Taking into account all the previous reasons and considerations we've decided to introduce the Bucket Storage Support, which can be integrated easily with the Fast Data but also with any any event-driven system. The Bucket Storage Support enables storing messages flowing through a channel into an external storage system, such as a Google Cloud Storage bucket or any bucket compatible with Amazon AWS S3 interface.
The main feature the Bucket Storage Support presents is the ability to send previously consumed messages to a specific channel.
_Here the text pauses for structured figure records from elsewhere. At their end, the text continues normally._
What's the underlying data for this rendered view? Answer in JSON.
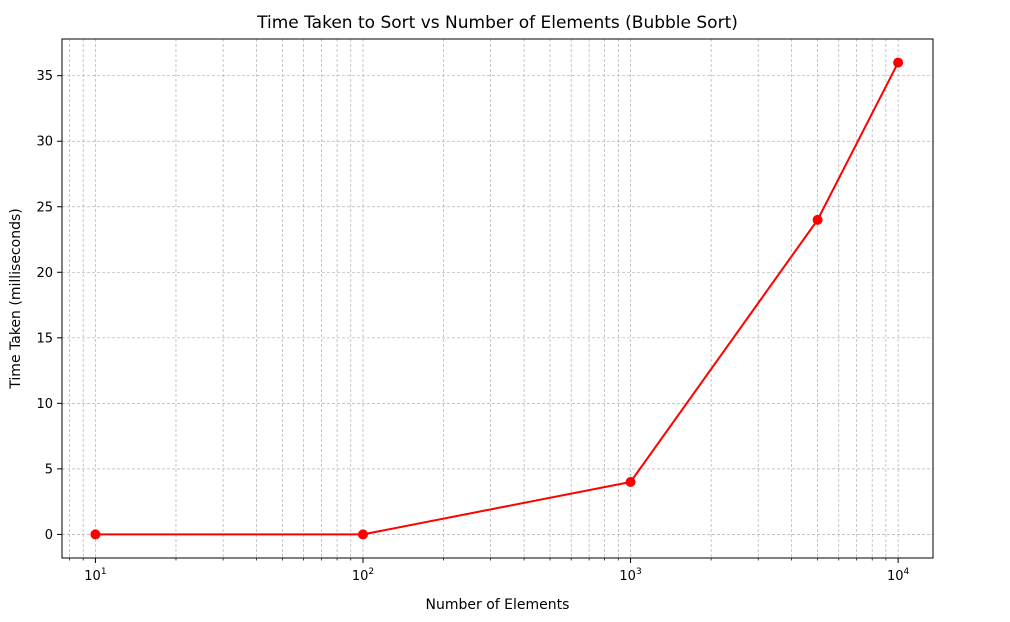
{
  "chart_data": {
    "type": "line",
    "title": "Time Taken to Sort vs Number of Elements (Bubble Sort)",
    "xlabel": "Number of Elements",
    "ylabel": "Time Taken (milliseconds)",
    "xscale": "log",
    "xlim": [
      7.5,
      13500
    ],
    "ylim": [
      -1.8,
      37.8
    ],
    "grid": true,
    "legend": "none",
    "xticks": [
      {
        "value": 10,
        "base": "10",
        "exp": "1"
      },
      {
        "value": 100,
        "base": "10",
        "exp": "2"
      },
      {
        "value": 1000,
        "base": "10",
        "exp": "3"
      },
      {
        "value": 10000,
        "base": "10",
        "exp": "4"
      }
    ],
    "yticks": [
      0,
      5,
      10,
      15,
      20,
      25,
      30,
      35
    ],
    "series": [
      {
        "color": "#ff0000",
        "x": [
          10,
          100,
          1000,
          5000,
          10000
        ],
        "y": [
          0,
          0,
          4,
          24,
          36
        ]
      }
    ]
  }
}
In the context of Fast Data, Bucket Storage Support can be seamlessly integrated attaching it to the same projections ingestion topics, which are the ones populated by a Change Data Capture (CDC) system and read by the Real-Time Updater. In this manner, besides supporting the near-real time data flow, Fast Data messages can be archived for future usage, either for analytics or reloading them into the system to recreate Projections and Single Views that might have been deleted due to business requirements. More details can be found in the dedicated page.
Main Components
Bucket Storage Support feature involves multiple services, each of them in charge of a specific operation. Furthermore, this new system can be easily extended by adding custom features on top of it exploiting the emitted events or processing the files in a batch manner periodically.
Ingestion Storer
The Ingestion Storer works following a series of steps:
- consume ingestion messages (the ones that come from the CDC)
- store them inside a configured bucket storage
- produce a message on a dedicated topic representing the event of file written to the storage
- optionally forwards as-is the ingestion messages to post-ingestion topic, depending on the input topic
Ingestion Reloader
The Ingestion Reloader is responsible for publishing
(on a specified topic) one or more messages previously consumed by the Ingestion Storer. Depending on the adopted architecture, the service may rely on the
post-ingestion topics or a set new ones for the specific for reingestion operation.
It is important to notice that reingestion topics are configurable when the reingestion request is issued to allow
a greater flexibility in selecting target topics.
This service exposes a series of REST APIs to cover different messages re-publishing use cases such as:
- reloading messages from a single file stored on the bucket
- reloading messages of a specific topic
- reloading messages of a specific topic in a time rage
- reloading messages with a specific key
Optionally the reingestion process of a specific topic can be stopped before its completion using the dedicated API.
Additional Components
Bucket Storage Support is made so that other services can use the files written into the bucket according to their own business logic. Components that work on the bucket stored files are identified as Data Organizer plugins. In the following sections are reported the Data Organizer services that are already offered out of the box and that can be attached directly to the events emitted by the Ingestion Storer.
Architecture Example
The image below shows a diagram of a possible architecture that employs all three Bucket Storage Support components. The Ingestion Storer is connected to a set of input topics, store consumed messages on a bucket storage, emit events related to those files written into the bucket and re-publish the input messages as is on the corresponding output topics. The Ingestion Reloader is configured to read from the bucket and it is connected to the output topics, so that downstream systems can read both the input messages and the re-published ones, whenever a reingestion operation is requested.